Filled with quirky details and original insights, as well as a section on important monuments, Delhi Darshan by Giles Tillotson is a lively and informed account of the many fascinating twists and turns in the national capital’s built history and an original reflection on the many transformations of its urban landscape.

Here’s a list of 7 places Tillotson suggests you should visit in Delhi:


  1. Shahjahanabad: Red Fort and Jami Masjid

    “The core of the old city—known as Delhi 6 after its postal district number—is depicted in Bollywood movies as some quaint netherworld in which lovable rogues lead lives of misadventure, but where the built environment somehow imbues everything with a sense of reality and integrity.”

  2. Humayun’s Tomb and Lodi Road

    “The Sayyid and Lodi period tombs of the Lodi Gardens are among the finest and best preserved pre-Mughal buildings in Delhi. And the pleasure of visiting them is enhanced by the garden setting even if its form is unhistorical…”

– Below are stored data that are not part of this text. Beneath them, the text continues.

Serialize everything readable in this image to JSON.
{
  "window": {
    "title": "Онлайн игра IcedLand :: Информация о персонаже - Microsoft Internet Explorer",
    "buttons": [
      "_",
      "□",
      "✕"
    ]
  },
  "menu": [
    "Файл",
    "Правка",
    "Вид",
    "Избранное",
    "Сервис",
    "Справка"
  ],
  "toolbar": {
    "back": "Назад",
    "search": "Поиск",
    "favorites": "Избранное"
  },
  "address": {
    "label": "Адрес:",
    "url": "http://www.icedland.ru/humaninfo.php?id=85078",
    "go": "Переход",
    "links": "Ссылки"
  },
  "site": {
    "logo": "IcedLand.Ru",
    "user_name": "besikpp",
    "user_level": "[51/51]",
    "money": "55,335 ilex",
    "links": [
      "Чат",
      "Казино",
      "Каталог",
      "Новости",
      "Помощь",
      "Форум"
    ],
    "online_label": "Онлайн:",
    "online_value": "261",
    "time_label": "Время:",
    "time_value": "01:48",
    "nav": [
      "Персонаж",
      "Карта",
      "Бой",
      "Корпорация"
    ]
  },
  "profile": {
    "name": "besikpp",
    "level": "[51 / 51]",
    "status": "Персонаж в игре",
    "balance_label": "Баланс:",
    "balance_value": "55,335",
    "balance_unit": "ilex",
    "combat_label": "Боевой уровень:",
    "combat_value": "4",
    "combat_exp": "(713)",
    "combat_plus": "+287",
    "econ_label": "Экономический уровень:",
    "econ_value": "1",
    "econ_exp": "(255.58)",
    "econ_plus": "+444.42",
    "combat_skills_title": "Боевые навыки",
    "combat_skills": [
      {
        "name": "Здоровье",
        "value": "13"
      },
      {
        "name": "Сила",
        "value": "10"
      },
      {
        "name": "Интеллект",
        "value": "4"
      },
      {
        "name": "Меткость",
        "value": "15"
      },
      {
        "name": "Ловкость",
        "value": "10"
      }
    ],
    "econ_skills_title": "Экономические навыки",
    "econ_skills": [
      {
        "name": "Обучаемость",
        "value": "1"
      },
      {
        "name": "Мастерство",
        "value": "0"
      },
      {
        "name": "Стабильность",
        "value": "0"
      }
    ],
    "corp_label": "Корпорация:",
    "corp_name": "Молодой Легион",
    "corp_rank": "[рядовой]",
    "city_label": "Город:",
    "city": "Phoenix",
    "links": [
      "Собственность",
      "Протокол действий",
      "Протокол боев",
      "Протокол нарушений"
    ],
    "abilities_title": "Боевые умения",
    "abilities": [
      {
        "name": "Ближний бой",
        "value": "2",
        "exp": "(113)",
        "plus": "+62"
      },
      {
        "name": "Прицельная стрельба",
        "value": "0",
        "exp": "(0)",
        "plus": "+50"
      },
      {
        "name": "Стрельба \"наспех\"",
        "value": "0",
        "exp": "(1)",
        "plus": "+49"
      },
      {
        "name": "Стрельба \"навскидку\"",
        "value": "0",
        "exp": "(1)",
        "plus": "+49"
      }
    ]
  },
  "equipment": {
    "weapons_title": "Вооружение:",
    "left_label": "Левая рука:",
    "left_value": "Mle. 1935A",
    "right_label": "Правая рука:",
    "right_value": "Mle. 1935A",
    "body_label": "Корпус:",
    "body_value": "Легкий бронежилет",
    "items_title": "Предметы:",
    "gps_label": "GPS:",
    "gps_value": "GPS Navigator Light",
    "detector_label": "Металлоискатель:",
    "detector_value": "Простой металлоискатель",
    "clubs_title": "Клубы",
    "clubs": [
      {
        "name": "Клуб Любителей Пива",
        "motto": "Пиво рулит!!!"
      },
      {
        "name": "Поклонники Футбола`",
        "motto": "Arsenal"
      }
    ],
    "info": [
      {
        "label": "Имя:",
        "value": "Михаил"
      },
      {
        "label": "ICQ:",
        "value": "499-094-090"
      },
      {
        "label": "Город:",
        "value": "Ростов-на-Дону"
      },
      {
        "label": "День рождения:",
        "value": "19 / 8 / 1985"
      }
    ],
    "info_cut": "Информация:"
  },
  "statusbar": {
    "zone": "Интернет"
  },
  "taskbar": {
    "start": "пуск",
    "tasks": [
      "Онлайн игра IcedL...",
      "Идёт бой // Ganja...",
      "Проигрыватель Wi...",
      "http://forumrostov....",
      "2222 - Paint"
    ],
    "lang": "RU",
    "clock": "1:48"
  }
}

  3. The Qutb Minar and Mehrauli

    ” Somewhat reminiscent of the Lodi Gardens…this( Mehrauli Archaeological Park) area is a mixture of gardens, orchards, nurseries and woodland, dotted with historic monuments, including the Jamali-Kamali mosque and tomb and the tomb of Quli Khan”

  4. Rajpath and Janpath

    “Visitors are given a short tour (of the official residence of the President of India). This is well worth doing to see the details of the stone carving, and the grand apartments such as the Durbar Hall and the Ballroom.The main staircase is contained in an open courtyard, topped by a coving that makes the sky look like a brilliant blue ceiling…”

  5. Kashmiri Gate and Beyond

    “If you proceed onto the ridge, you can visit the Mutiny Memorial, a Gothic spire erected in 1863 with a plaque commemorating those who fell on the British side, and a postscript, added in 1972, honouring the heroism of their adversaries.”

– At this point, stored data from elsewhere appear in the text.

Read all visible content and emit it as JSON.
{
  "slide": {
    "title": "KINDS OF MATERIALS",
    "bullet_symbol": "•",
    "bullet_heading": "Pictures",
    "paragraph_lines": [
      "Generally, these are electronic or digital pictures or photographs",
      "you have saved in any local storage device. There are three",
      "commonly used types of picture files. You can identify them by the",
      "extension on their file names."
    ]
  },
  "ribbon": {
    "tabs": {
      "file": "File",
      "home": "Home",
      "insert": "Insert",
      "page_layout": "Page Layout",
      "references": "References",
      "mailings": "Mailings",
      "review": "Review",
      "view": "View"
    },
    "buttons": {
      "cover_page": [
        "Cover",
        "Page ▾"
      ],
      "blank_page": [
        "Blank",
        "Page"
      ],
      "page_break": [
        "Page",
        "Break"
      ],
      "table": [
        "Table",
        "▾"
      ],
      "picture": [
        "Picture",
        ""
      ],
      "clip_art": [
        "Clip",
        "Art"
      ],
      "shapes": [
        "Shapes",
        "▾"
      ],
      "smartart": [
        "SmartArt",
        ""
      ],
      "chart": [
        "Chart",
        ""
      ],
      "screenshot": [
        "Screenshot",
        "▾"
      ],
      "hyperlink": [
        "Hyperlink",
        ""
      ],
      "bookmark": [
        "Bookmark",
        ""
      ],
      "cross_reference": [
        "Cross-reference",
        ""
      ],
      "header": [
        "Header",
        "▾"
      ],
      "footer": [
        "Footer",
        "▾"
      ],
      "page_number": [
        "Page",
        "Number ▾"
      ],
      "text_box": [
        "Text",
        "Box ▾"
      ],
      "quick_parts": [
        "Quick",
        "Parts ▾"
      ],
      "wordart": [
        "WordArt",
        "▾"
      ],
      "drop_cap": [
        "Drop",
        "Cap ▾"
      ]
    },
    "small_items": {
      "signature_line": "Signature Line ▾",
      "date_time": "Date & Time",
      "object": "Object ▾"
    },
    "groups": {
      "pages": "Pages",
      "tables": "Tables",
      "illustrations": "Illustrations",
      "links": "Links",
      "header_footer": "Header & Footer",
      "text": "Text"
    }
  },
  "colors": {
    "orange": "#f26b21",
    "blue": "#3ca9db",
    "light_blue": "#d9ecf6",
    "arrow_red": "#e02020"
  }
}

  6. Rajghat to the Lotus Temple

    “When kings or saints of the past were cremated a domed pavilion was raised to mark the spot, and this latter-day saint(Mahatma Gandhi) too has a memorial on his cremation ground, a simple and restrained affair without flourish or ornament, in keeping with his lifestyle. Designed by the architect Vanu G. Bhuta, it consists of a black marble platform surrounded by low stone walls.”

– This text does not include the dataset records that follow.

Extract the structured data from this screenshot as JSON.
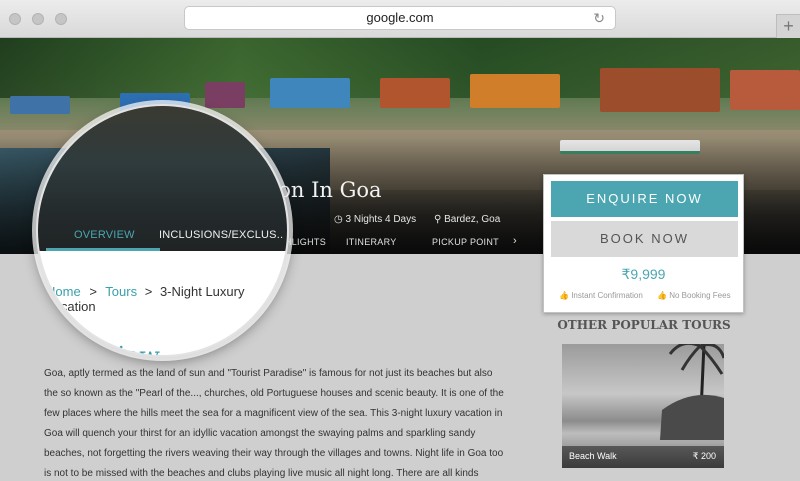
{
  "browser": {
    "url": "google.com",
    "new_tab_label": "+"
  },
  "hero": {
    "title": "3-Night Luxury Vacation In Goa",
    "duration": "3 Nights 4 Days",
    "location": "Bardez, Goa"
  },
  "tabs": [
    "OVERVIEW",
    "INCLUSIONS/EXCLUS..",
    "HIGHLIGHTS",
    "ITINERARY",
    "PICKUP POINT"
  ],
  "breadcrumb": {
    "home": "Home",
    "sep": ">",
    "tours": "Tours",
    "current": "3-Night Luxury Vacation"
  },
  "overview": {
    "heading": "Overview",
    "text": "Goa, aptly termed as the land of sun and \"Tourist Paradise\" is famous for not just its beaches but also the so known as the \"Pearl of the..., churches, old Portuguese houses and scenic beauty. It is one of the few places where the hills meet the sea for a magnificent view of the sea. This 3-night luxury vacation in Goa will quench your thirst for an idyllic vacation amongst the swaying palms and sparkling sandy beaches, not forgetting the rivers weaving their way through the villages and towns. Night life in Goa too is not to be missed with the beaches and clubs playing live music all night long. There are all kinds"
  },
  "booking": {
    "enquire_label": "ENQUIRE NOW",
    "book_label": "BOOK NOW",
    "price": "₹9,999",
    "feature_1": "Instant Confirmation",
    "feature_2": "No Booking Fees"
  },
  "popular": {
    "heading": "OTHER POPULAR TOURS",
    "tour_name": "Beach Walk",
    "tour_price": "₹ 200"
  },
  "colors": {
    "accent": "#4ba6b1",
    "heading": "#3aa0ad"
  }
}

  7. Hauz Khas to Tughluqabad

    “The path around the lake and the gardens beyond it are a great place for a morning or evening stroll. So too are the woods on the far side of the deer park (reached by turning right inside its entry gate) which are dotted with tombs of the Lodi era, including a stately one known as Bagh-i-Alam.”

Delhi Darshan provides a fascinating account of Delhi’s built heritage, from the traces of the earliest settlements at Indraprastha, through the grand legacies of the Delhi Sultans and the great Mughals to the ordered symmetries of Lutyens’ Delhi and the towering skyscrapers of Gurgaon.